¿Me pregunto qué he aprendido yo en los meses que he estado en Sudan, África? Esta es una respuesta que puede incluir tantas cosas que verán reflejadas de muchas maneras. Aprendí que vivir en la pobreza no es lo mismo que ser pobre. El pobre no tiene opción y nosotros como religiosos sí tenemos la opción de elegir entre ser pobres o no. Ser solidarios con ellos no siempre es lo mismo a ser pobres con ellos. Aprendí también que la justicia social es mucho más que inventar más juntas y conferencias para tratar el tema. Quiere decir estar entre la gente, ayudándoles, dándoles de tu tiempo, de tu dinero, de tu ropa de tu comida, etc. La justicia social comienza en casa y no afuera donde otros sólo te pueden ver y oír, y no viven contigo.
Aprendí que la tribu Dinka le canta a sus vacas todos los días, y nunca las matarían o venderían ya que las usan como dotes para que sus hijos adquieran una esposa. El precio por una mujer Dinka actualmente es de 100 vacas o ¡más de $100,000.00 dólares! Me pregunto qué pensarían si sólo tuvieran que pagar $65.00 por una licencia de matrimonio.
He aprendido que la peor sequía que he pasado ha sido en Wau, Sudan.
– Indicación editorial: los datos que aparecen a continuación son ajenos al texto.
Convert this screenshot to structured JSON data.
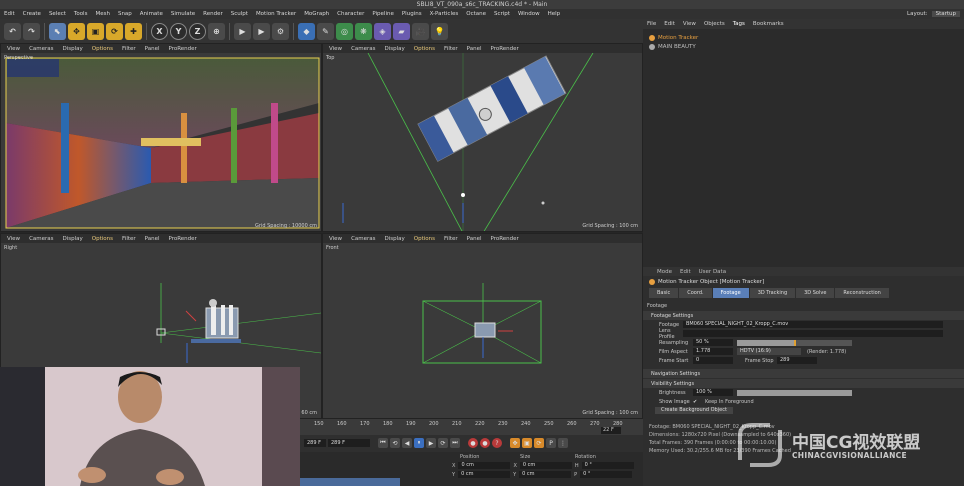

No sentir la brisa por la noche en por lo menos 4 meses te hace sentir que te vas a sofocar, especialmente cuando la electricidad se corta a las 2 de la mañana, o aún peor, no hay electricidad. Aprendí que sí podemos vivir sin electricidad, sin hielo, agua fría, comida congelada, verduras frescas, y sin muchas otras cosas y no morir. Aprendí a que para estar fresco en la noche, era mejor acostarme en el suelo frío de cerámica del baño, sólo que tenía que compartirlo con insectos trepadores y muchos mosquitos.
Aprendí a no quejarme al comer. Mis trabajadores y mucha gente a mi alrededor casi nunca comen carne. Aprendí a no comer todo lo que se me antoje, especialmente en la calle. Tuve una diarrea horrible durante 5 días porque comí chapattis, que es lo más parecido a una tortilla de harina (mexicana) en el peor puesto de metal. El deteriorado edificio en el que se encontraba me debió haber alertado.
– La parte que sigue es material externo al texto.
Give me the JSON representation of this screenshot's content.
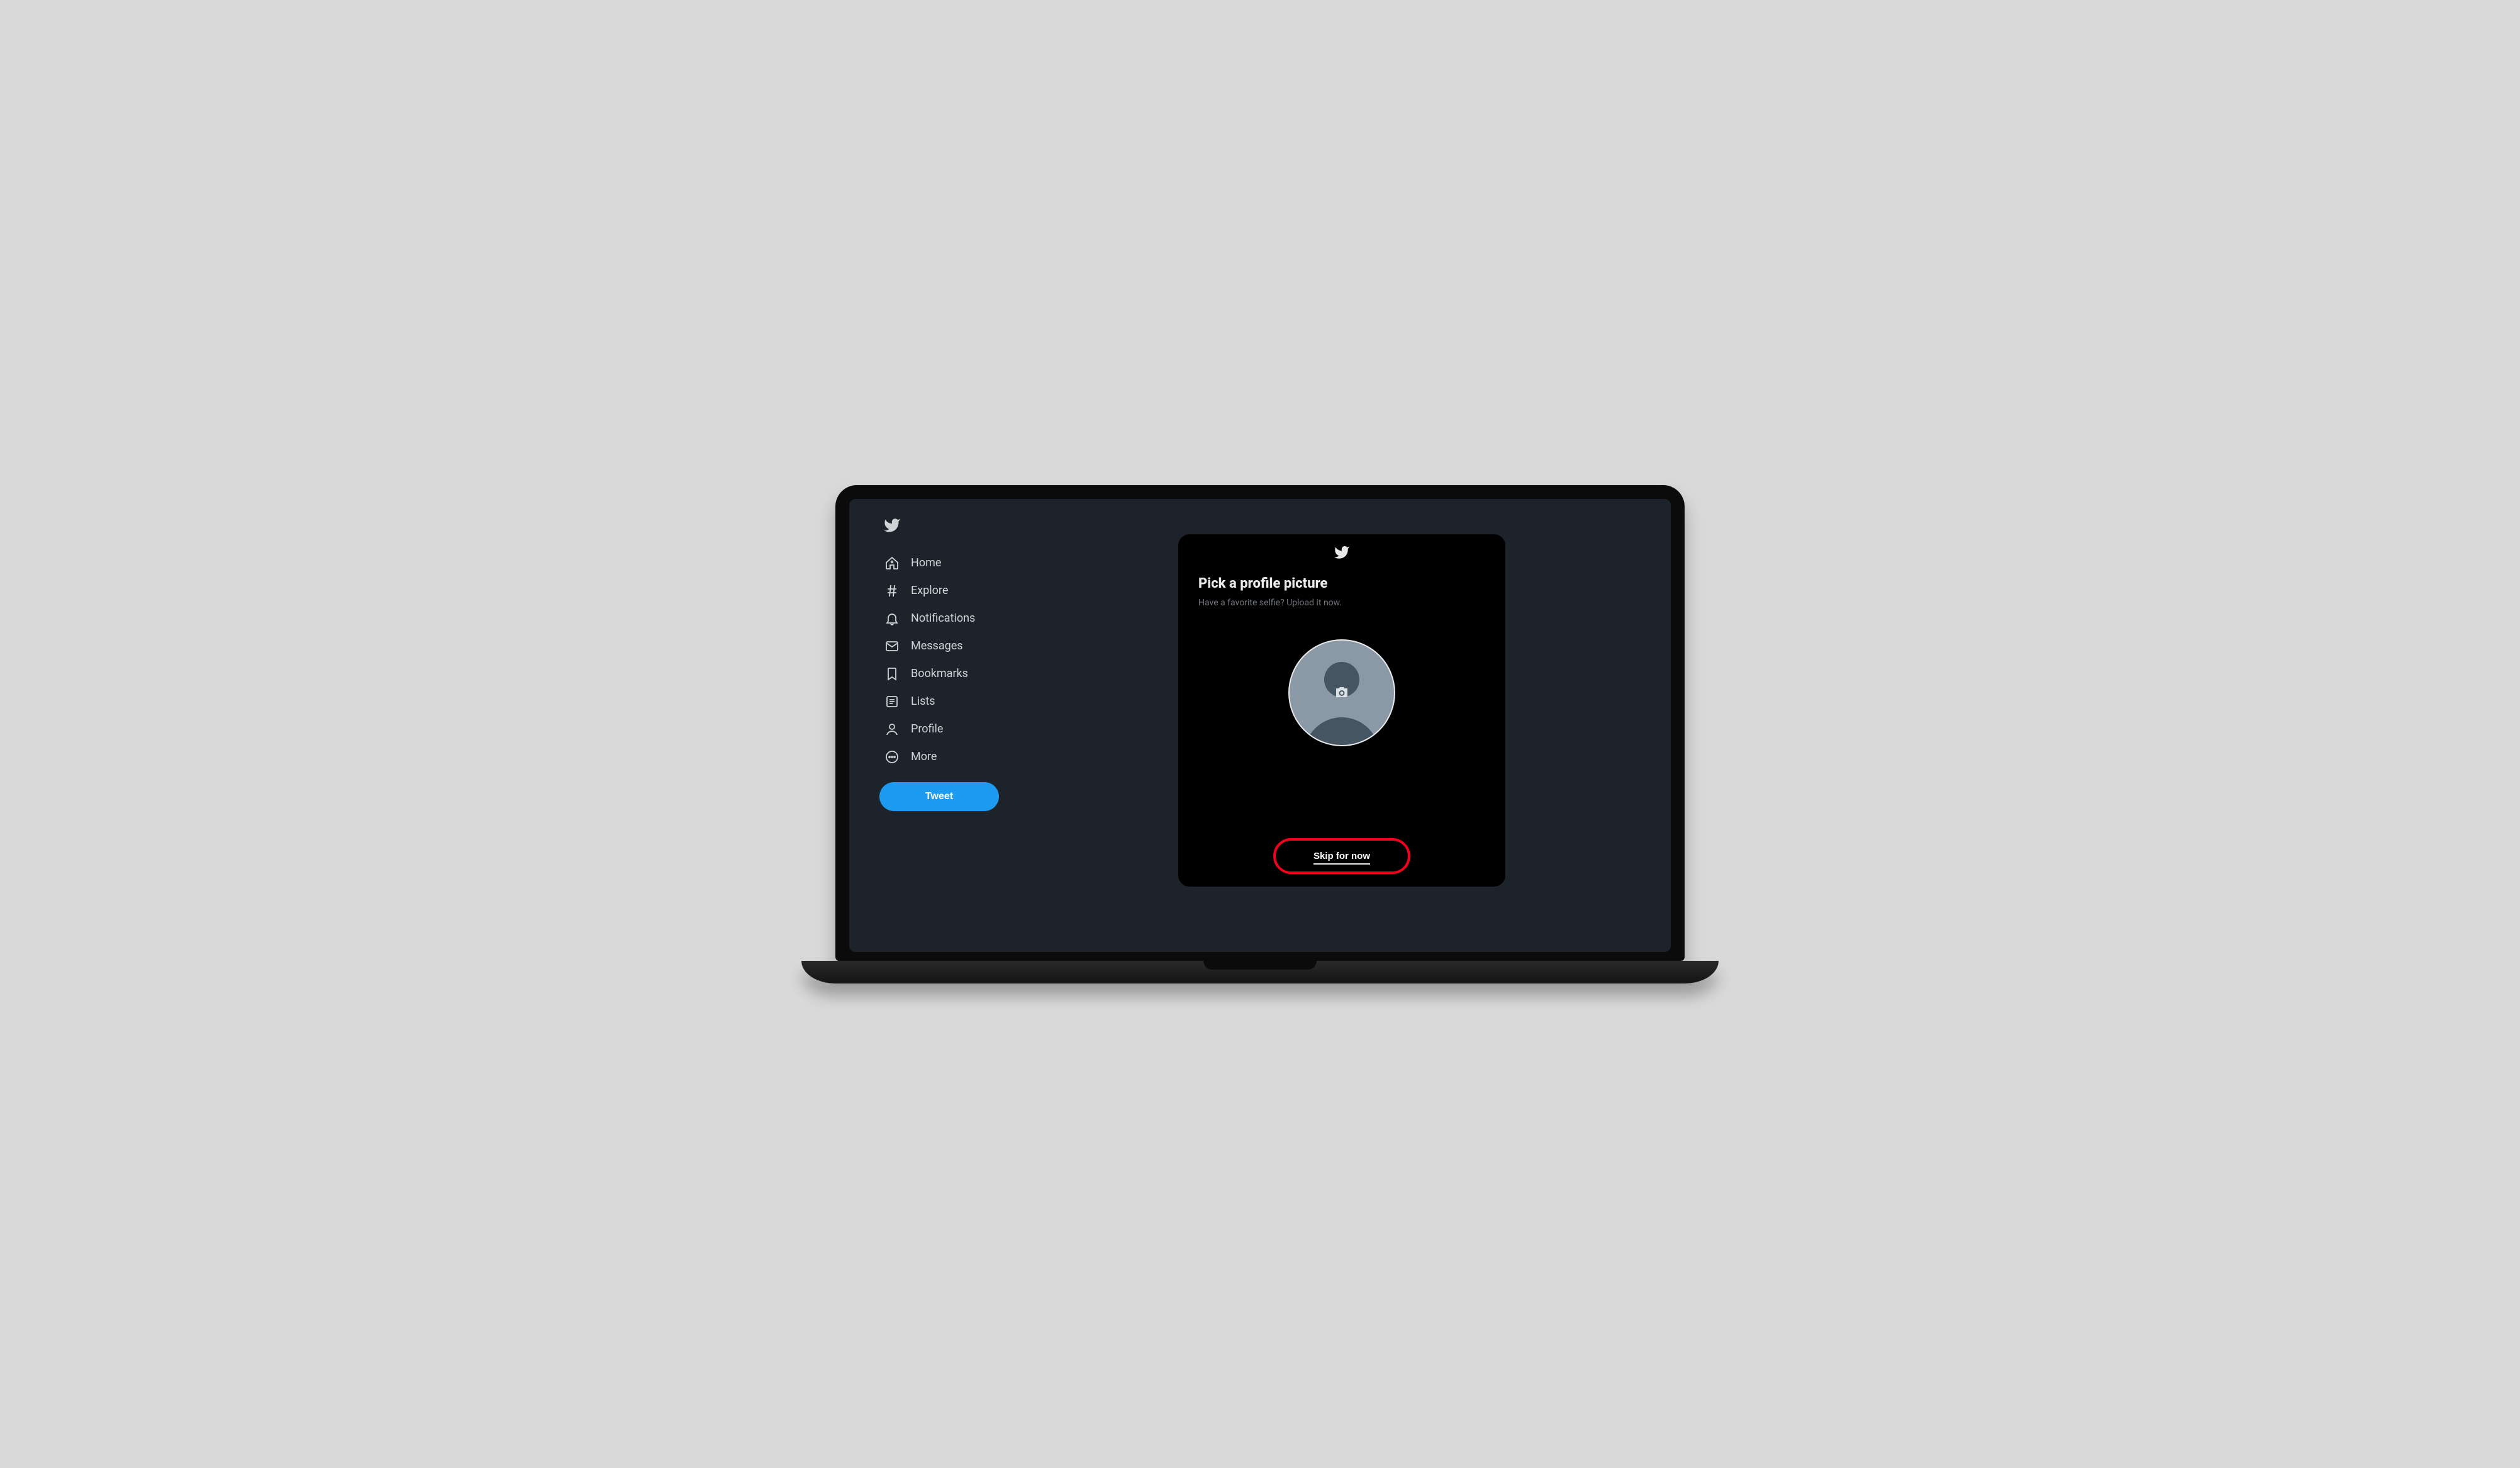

Aprendí que si traía puesto mi crucifijo claretiano, alguien automáticamente sabría que era un Abuna, un sacerdote, y me daría la bienvenida. Aprendí que aunque tomé medicina para la prevención de malaria, de todas maneras me contagiaría algún día. Y no era cuestión de contagiarme o no, sino ¿cuándo? Aprendí que un sacerdote mayor de edad puede contraer Herpes zoster (conocido como shingles en ingles), al haber tenido varicela durante la infancia, ser mayor de 60 años y sufrir de estrés en el trabajo. Sudan ha sido el peor lugar donde pude haber contraído esta enfermedad. Había muy poco alivio por la escases de medicinas, algo refrescante o frío, no aire acondicionado, mucha humedad, la comezón, etc. Si yo sufrí, me di cuenta que los pobres sufren aún más. Vergüenza me debería de dar por quejarme.
Y aunque parezca que mucho de lo que aprendí fueron quejas, lo volvería hacer todo otra vez con mucho gusto. Hace mucho tiempo aprendí que yo nací para ser un misionero en el extranjero. Sé que no soy lo suficientemente bueno para ser un sacerdote, o un Hijo Misionero del Inmaculado Corazón de María, pero he aprendido que fui llamado a convertirme en uno y también a ser un santo con mis defectos y fortalezas. A mí no me gusta lo que hago… Amo lo que hago. Aprendí de la Madre Teresa de Calcuta que yo también puedo ayudar en este mundo, una persona a la vez.
El Padre Alberto M. Ruiz, CMF, es un misionero claretiano trabajando en Sudán, África.